In a sign of the return to normal life, the Yazidi New Year was celebrated in a Yazidi temple April 8 for the first time since the liberation from IS.
The celebration involves many Yazidi traditions and customs that characterize their heritage and history. They ceremonially cut firewood and press olives to extract oil to light the lanterns of the temple in Lalish for the entire year.
The distinctive domed temple sits at the foot of a mountainous area northwest of Mosul in Ninevah province, in a dense forest of olive and other trees. Cutting the local wood and pressing the olives are part of a sacred Yazidi religious duty.
Researcher Ahmed Shingaly, who participated in the ceremony, told Al-Monitor, “This is their ancestral homeland. The temple was built to bring together Yazidis from around the world to practice their religious rites. It is not about the edifice alone but about the land that was planted with olive trees, which are never cut. The new generation is invested in growing and taking care of more olive trees.”
However, Shingaly felt a deep sadness from some of the worshipers despite the large turnout. He said, “Thousands of Yazidis, mainly children and women, are still unaccounted for,” in reference to the more than 3,200 women and children that are still held captive by IS, which deems them infidels.

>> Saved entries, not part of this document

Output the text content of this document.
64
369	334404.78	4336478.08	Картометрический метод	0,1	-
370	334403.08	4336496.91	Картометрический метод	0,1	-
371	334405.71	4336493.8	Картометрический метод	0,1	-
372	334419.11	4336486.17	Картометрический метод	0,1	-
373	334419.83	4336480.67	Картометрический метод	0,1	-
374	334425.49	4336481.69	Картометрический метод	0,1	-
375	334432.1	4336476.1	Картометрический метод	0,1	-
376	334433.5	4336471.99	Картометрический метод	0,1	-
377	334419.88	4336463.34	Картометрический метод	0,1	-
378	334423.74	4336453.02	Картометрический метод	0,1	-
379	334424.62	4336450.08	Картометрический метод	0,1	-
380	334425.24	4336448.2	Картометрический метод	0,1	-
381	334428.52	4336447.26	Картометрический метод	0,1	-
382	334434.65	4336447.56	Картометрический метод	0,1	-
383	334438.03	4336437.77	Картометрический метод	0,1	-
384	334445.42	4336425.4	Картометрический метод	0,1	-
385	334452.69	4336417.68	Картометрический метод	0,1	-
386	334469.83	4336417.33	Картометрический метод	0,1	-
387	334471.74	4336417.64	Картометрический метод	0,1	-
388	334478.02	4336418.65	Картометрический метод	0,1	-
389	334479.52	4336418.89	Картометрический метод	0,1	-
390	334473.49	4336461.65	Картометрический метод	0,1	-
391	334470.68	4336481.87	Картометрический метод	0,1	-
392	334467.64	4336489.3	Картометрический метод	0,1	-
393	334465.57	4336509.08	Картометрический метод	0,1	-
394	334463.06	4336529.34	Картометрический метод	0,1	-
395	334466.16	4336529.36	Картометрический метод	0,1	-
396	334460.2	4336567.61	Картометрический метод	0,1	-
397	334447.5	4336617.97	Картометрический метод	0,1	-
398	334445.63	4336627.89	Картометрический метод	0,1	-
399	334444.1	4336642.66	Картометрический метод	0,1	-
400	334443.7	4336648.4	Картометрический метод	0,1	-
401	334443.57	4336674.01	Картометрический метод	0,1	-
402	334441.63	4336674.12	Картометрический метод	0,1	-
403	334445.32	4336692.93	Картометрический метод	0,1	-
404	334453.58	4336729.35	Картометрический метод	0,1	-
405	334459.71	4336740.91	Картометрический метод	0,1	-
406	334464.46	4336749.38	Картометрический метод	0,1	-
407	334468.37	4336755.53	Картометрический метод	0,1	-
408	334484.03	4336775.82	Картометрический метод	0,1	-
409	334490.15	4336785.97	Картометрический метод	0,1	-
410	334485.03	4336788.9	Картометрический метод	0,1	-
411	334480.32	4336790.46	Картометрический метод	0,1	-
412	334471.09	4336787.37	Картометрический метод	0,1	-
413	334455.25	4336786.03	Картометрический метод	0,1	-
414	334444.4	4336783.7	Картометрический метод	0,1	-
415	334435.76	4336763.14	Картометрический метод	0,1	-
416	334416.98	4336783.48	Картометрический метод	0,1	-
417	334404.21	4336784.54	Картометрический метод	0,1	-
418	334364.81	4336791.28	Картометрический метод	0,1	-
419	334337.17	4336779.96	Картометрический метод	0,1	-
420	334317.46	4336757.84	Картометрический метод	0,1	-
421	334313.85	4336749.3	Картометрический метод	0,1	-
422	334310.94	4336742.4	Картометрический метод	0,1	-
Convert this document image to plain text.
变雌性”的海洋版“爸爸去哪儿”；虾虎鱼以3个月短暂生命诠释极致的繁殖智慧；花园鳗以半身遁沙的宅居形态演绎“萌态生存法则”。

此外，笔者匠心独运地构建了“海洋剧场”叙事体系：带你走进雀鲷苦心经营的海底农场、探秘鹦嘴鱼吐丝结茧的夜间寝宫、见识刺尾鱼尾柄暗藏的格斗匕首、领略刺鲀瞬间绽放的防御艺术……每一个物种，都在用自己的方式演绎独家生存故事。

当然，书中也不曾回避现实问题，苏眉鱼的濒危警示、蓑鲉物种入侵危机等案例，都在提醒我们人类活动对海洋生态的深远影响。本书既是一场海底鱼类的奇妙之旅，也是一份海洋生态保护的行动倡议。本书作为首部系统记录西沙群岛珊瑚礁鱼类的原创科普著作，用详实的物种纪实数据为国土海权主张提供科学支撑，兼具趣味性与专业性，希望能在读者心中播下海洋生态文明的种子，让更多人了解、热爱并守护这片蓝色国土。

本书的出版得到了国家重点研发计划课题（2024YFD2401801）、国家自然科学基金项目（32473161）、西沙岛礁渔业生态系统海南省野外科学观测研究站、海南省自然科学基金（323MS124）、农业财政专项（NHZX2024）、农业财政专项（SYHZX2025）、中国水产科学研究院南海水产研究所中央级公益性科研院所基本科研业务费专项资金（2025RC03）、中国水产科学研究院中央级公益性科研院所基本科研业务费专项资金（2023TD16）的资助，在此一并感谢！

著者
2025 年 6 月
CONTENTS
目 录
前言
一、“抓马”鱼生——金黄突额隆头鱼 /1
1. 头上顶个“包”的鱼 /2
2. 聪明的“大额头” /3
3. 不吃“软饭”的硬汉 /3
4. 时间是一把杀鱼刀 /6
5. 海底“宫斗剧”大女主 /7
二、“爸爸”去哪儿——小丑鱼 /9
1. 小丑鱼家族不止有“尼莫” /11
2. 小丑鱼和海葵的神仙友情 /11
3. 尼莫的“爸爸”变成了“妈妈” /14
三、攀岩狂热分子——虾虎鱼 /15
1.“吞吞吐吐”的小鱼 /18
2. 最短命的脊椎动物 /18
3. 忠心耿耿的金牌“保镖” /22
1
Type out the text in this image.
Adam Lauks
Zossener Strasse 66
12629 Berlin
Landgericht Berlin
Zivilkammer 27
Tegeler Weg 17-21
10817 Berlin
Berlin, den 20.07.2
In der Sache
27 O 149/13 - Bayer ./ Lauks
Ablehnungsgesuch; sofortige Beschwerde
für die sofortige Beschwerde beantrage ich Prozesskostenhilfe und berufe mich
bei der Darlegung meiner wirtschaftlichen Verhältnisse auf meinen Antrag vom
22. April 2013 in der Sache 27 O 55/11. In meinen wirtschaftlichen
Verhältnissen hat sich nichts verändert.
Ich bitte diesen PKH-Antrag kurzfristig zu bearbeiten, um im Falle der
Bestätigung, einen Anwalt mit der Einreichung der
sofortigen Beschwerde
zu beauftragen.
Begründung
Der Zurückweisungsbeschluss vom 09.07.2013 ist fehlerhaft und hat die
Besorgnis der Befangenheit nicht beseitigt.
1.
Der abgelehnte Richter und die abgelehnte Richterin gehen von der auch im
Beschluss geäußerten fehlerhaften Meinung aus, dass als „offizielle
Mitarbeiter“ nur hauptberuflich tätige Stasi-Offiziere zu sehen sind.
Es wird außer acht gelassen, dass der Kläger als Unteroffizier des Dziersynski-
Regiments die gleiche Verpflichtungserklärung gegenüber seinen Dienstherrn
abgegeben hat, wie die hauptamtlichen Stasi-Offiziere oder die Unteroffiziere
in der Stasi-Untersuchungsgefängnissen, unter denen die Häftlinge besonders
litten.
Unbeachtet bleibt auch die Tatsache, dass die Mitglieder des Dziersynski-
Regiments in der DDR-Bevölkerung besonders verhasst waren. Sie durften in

The temple of Lalish is the only temple to which Yazidis from around the world make pilgrimage. Shankali said, “Visitors have to take off their shoes and walk around the temple in sincere contemplation so that their prayers are heard and answered.”
Yazidi writer Akram Darwish, who also attended the ceremony, gave Al-Monitor a detailed account of the annual ritual. He said, “Once summer is over, olives are ripe and ready to be picked from the trees in the large valley near the temple. The olives are then stored inside large storehouses in the temple, as has been the custom for many years.”
Darwish went on, “With the beginning of spring, the olives are taken out of storage and are pressed during a celebration of thousands of Yazidis, who consider it a religious duty. The extracted oil is used to light 500 lanterns in the temple every day before sunset.”
He said that the Yazidis also gather wood and cut down trees for three days. «But they make sure not to cut down saplings or green trees or harm the forest.”
Yazidis are expected to make at least one pilgrimage to the Lalish temple in their lifetimes. Yazidis who live in the area visit it all year round.
Saman Daoud, a Yazidi journalist based in Germany, told Al-Monitor, “There is an urgent need, more than ever before, for this annual religious celebration and the participation of Yazidis from around the world. I was there for this year’s celebration along with hundreds who came from Europe, Australia and the United States to visit the temple.”
Daoud’s statements echo a report by the British Daily Telegraph on June 2, 2017, that said number of visitors to the temple had reached 1,000 people every Friday.
Daoud spoke about another Yazidi tradition, saying, “Pilgrims wrap a piece of cloth on the temple column, praying to God to answer their prayers.” They leave thousands of pieces of worn-out cloth wrapped in place.
As Yazidis resume their normal lives after the great tragedies they have suffered at the hands of IS and some of the residents of nearby villages who collaborated with the organization, some of the worshipers renewed calls for a secure future through international protection and declare the massacres of their people ethnic cleansing at The Hague.
Muslim religious institutions such as the Sunni Endowment are reassuring Yazidis that they recognize the tragedies and crimes they have suffered. Eskandar Watout, a member of the parliamentary security committee, told Al-Monitor, “This has now become a part of the past. Today, the security forces are capable of fully protecting minorities, including Yazidis. IS has been defeated and will never return to Iraq.”